Il s'agit de sept chapitres regroupant les souvenirs de jardinage de Teodor. Des jardins très différents entre eux : anglais, grecs, parisiens, italiens ; jardins de centre ville ou jardins de banlieue autour des maisons ; jardins raffinés et jardins sauvages ; jardins ouverts et jardins clos
– ceux qu'il préfère, sans doute.
Jardins dans lesquels il a travaillé non comme noble paysagiste, mais comme désherbeur sans grade, comme poète " aux angles noirs de terre ".
De cette expérience et de celle du vaste monde, Teodor a conclu que le jardin est l'endroit où il se sent chez lui. Un espace que les guerres ont épargné. Un lieu de résistance, dont il écrit ceci : " Je le retrouve chaque matin, lorsque je sors de ma maison à l'aube et qu'immanquablement je m'arrête, ébahi devant tant de grâce qui apparaît pour moi, rien que pour moi, sortant des ténèbres. Je le regarde frémir comme une bête sauvage de la forêt qui, par je ne sais quel miracle, aurait consenti à se laisser domestiquer. "
Teodor est un jardinier de caractère.

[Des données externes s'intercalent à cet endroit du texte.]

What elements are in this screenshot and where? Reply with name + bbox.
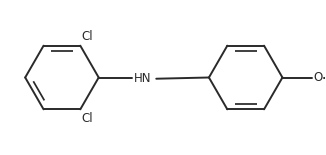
Text: HN: HN — [134, 72, 151, 85]
Text: Cl: Cl — [82, 112, 93, 125]
Text: O: O — [313, 71, 322, 84]
Text: Cl: Cl — [82, 30, 93, 43]
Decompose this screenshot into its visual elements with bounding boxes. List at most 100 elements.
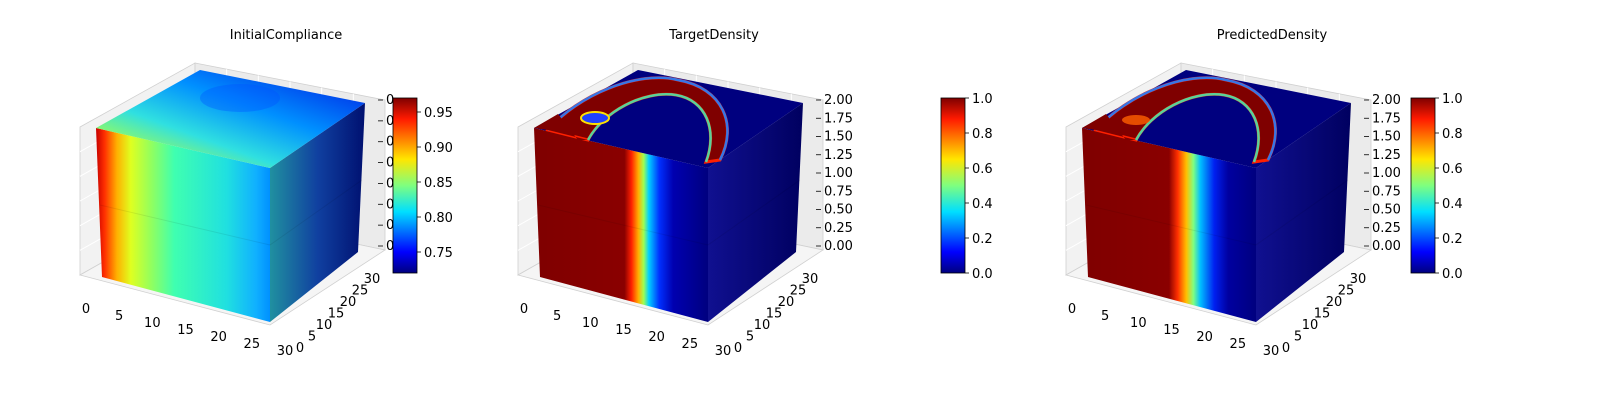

Mais existe-t-il vraiment ? Ne serait-il pas plutôt un jardinier de papier, le nom de guerre de son traducteur, comme Jorn de Précy, la précédente créature de Marco Martella ?
Teodor Cerić, Jardins en temps de guerre, récit traduit du serbo-croate par Marco Martella, Actes Sud , collection " Un endroit où aller ", 152 pages, 16 €
* Marco Martella dirige la revue Jardins (éditions du Sandre).